タミフルを子供に飲ませていい年齢

タミフルは抗インフルエンザウイルス薬として世に出てから、世界中で使用されるようになった治療薬で、特に日本では7割以上もの消費量を誇ります。ノイラミニダーゼ阻害薬に分類される薬で、ウイルスの増殖を抑えて症状をやわらげることから、発症期間を1~2日ほど短縮することができます。その他の抗インフルエンザウイルス薬でも同じような効果を発揮しますが、タミフルは第一選択薬とされていて、小児に強い効果を示すことからも、子どものインフルエンザ治療においては処方される可能性が高い薬です。適応年齢は1~9歳までと、20歳以上の成人となっており、それ以外の年齢では、医師が必要と認めた場合のみ処方されます。1歳未満の幼児には現在のところ副作用は認められていませんが、意思疎通のできない子どもであることからも、親の同意を得た上での処方となります。また、10~20歳未満の子どもについては、異常行動の副作用が問題となっているため、厚生労働省の通達によって原則的に処方は控えるようになっています。
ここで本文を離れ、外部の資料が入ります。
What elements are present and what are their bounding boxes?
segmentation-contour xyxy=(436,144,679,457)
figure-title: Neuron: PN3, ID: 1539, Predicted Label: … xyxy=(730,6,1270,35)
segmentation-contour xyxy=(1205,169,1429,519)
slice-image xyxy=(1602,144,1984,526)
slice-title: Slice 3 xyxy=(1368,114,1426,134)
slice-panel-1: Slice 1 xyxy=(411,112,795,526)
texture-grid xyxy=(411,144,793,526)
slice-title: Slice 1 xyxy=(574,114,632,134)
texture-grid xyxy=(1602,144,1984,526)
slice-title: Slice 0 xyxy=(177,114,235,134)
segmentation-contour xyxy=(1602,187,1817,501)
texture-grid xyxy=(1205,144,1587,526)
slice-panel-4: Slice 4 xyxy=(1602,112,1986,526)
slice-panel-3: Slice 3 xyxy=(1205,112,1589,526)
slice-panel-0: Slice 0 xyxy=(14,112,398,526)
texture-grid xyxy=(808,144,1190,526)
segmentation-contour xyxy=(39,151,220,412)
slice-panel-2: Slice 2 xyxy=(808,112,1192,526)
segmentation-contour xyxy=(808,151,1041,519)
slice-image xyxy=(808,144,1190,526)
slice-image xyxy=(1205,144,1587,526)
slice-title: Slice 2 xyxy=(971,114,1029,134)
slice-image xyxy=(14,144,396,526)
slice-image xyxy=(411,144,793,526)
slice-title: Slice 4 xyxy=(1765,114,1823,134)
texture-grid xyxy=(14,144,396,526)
タミフルが世に出た2001年から現在までで、異常行動によって亡くなった人も少なからずおり、その年代が12~17歳であったことから10代の未成年には使用しないように制限されました。現在でも、この異常行動の原因は解明されていないため、通常は他の処方薬か対処療法での治療となります。インフルエンザが重症化して、どうしてもタミフルが必要と医師が判断した場合においてのみ、保護者の監視付きで処方されることもありますが、何れにしても危険性が伴うことに違いはありません。また、タミフルには錠剤や粉薬、ドライシロップなどの種類がありますが、1~9歳までの子どもでは薬が飲めないこともあるため、ほとんどの場合は飲物などに混ぜて使えるドライシロップが処方されます。